Sunday, November 05, 2006

Improving America's Image

John Brown

November 02, 2006

John Brown, a former Foreign Service officer who practiced public diplomacy for over twenty years, now compiles the "Public Diplomacy Press Review," which can be obtained free by e-mail here.

The bankruptcy of America’s public diplomacy—the effort to improve the nation’s image around the world—was in full display during the recent opera buffa involving Alberto Fernandez, director of public diplomacy in the Bureau of Near Eastern Affairs at the State Department.

Interviewed on Al-Jazeera, where he has appeared frequently, Fernandez said in his fluent Arabic that the United States had been “arrogant” and “stupid” in Iraq—a judgment with which a large number of ordinary Americans would agree.

Fernandez’s comment caused a firestorm at the State Department (and among right-wing circles). At first, the department said that its employee’s remark had been mistranslated. After the media made it clear that this was not the case, Fernandez—either as a loyal soldier or a pressured bureaucrat, or maybe both—recanted his observations, announcing that he “misspoke.”

Secretary of State Condoleezza Rice, in one of her few noteworthy statements, admitted some time ago that “thousands” of mistakes were made in Iraq. So why was Fernandez expressing a mea culpa about what he said? Indeed, has he not lost credibility among Middle Eastern audiences by doing so? Did he, a person of considerable talent and independence, ever consider going public about what led him to “misspeak” —i.e., admit American policy failures in Iraq?

The Bush administration, belatedly recognizing American unpopularity in other countries, has haphazardly sought magic solutions to improve the United States' negative image abroad through “new” public diplomacy initiatives.

But, with so little change in Bush’s unilateral and aggressive foreign policy, the unimaginative projects undertaken by the State Department’s Under Secretaries of State for Public Diplomacy and Public Affairs—the “branding” of Charlotte Beers, the “listening tours” of Karen Hughes—are widely recognized as ineffective, if not backfiring disasters, succeeding only in making America as ridiculed as it is disliked.

Evidence continues to abound documenting Ms. Hughes’s shortcomings in her current position. According to Brian Katulis, a senior fellow at the Center for American Progress, an internal memorandum sent from Hughes to National Security Council Principals earlier this month entitled "Thinking Bigger," the Bush administration’s strategy for "Public Diplomacy to Counter Insurgency in Iraq” rests on supporting more book publishing in Baghdad, and giving more scholarships to kids from Sadr City. Katulis calls these solutions “nice ideas in theory,” but when faced with civil war and the complete collapse of Iraq’s infrastructure and economy they are “small-minded, unambitious, and disconnected from reality."

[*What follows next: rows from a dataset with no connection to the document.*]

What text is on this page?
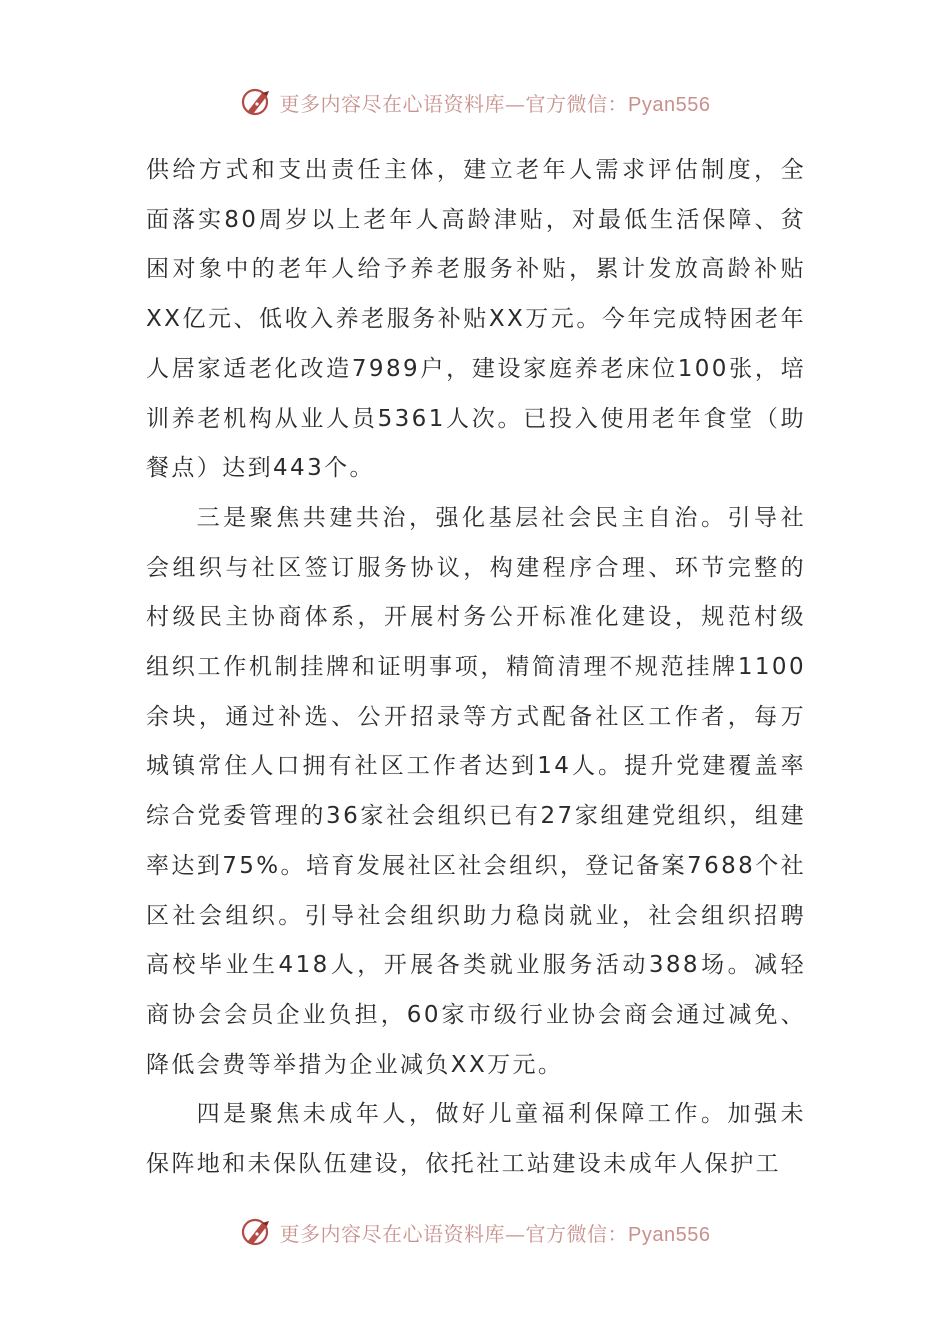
更多内容尽在心语资料库—官方微信：Pyan556

供给方式和支出责任主体，建立老年人需求评估制度，全面落实80周岁以上老年人高龄津贴，对最低生活保障、贫困对象中的老年人给予养老服务补贴，累计发放高龄补贴XX亿元、低收入养老服务补贴XX万元。今年完成特困老年人居家适老化改造7989户，建设家庭养老床位100张，培训养老机构从业人员5361人次。已投入使用老年食堂（助餐点）达到443个。

三是聚焦共建共治，强化基层社会民主自治。引导社会组织与社区签订服务协议，构建程序合理、环节完整的村级民主协商体系，开展村务公开标准化建设，规范村级组织工作机制挂牌和证明事项，精简清理不规范挂牌1100余块，通过补选、公开招录等方式配备社区工作者，每万城镇常住人口拥有社区工作者达到14人。提升党建覆盖率综合党委管理的36家社会组织已有27家组建党组织，组建率达到75%。培育发展社区社会组织，登记备案7688个社区社会组织。引导社会组织助力稳岗就业，社会组织招聘高校毕业生418人，开展各类就业服务活动388场。减轻商协会会员企业负担，60家市级行业协会商会通过减免、降低会费等举措为企业减负XX万元。

四是聚焦未成年人，做好儿童福利保障工作。加强未保阵地和未保队伍建设，依托社工站建设未成年人保护工

更多内容尽在心语资料库—官方微信：Pyan556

Another Hughes brainchild has been described thus by Patricia Kushlis, a respected former Foreign Service officer:

The new fast media Brussels-based reaction operation is yet another Karen Hughes public diplomacy initiative which—as usual—was hyped to the hilt earlier this year—but also as usual, the hype promises far more than it can ever deliver even in an Edgar Alan Poe type-morphine induced dream.

In the past century, the war in Vietnam marked a low point in America‘s international prestige. But demonstrations against the war not only forced the government to change its policy, but also let the rest of the world know that Americans were rejecting a war other nations considered brutal, imperialistic and unjustified.

It’s time again for Americans to say “no” to the worst of U.S. foreign policy, this time under Bush. With such a challenge to the administration’s military misadventures, the vast array of public diplomacy programs long in existence before Hughes was at the helm—overseas radio/television broadcasts, educational exchanges, cultural performances abroad—will gain credibility and achieve their best purpose: to increase international willingness to cooperate with the United States so that America can achieve its short- and long-term national interests.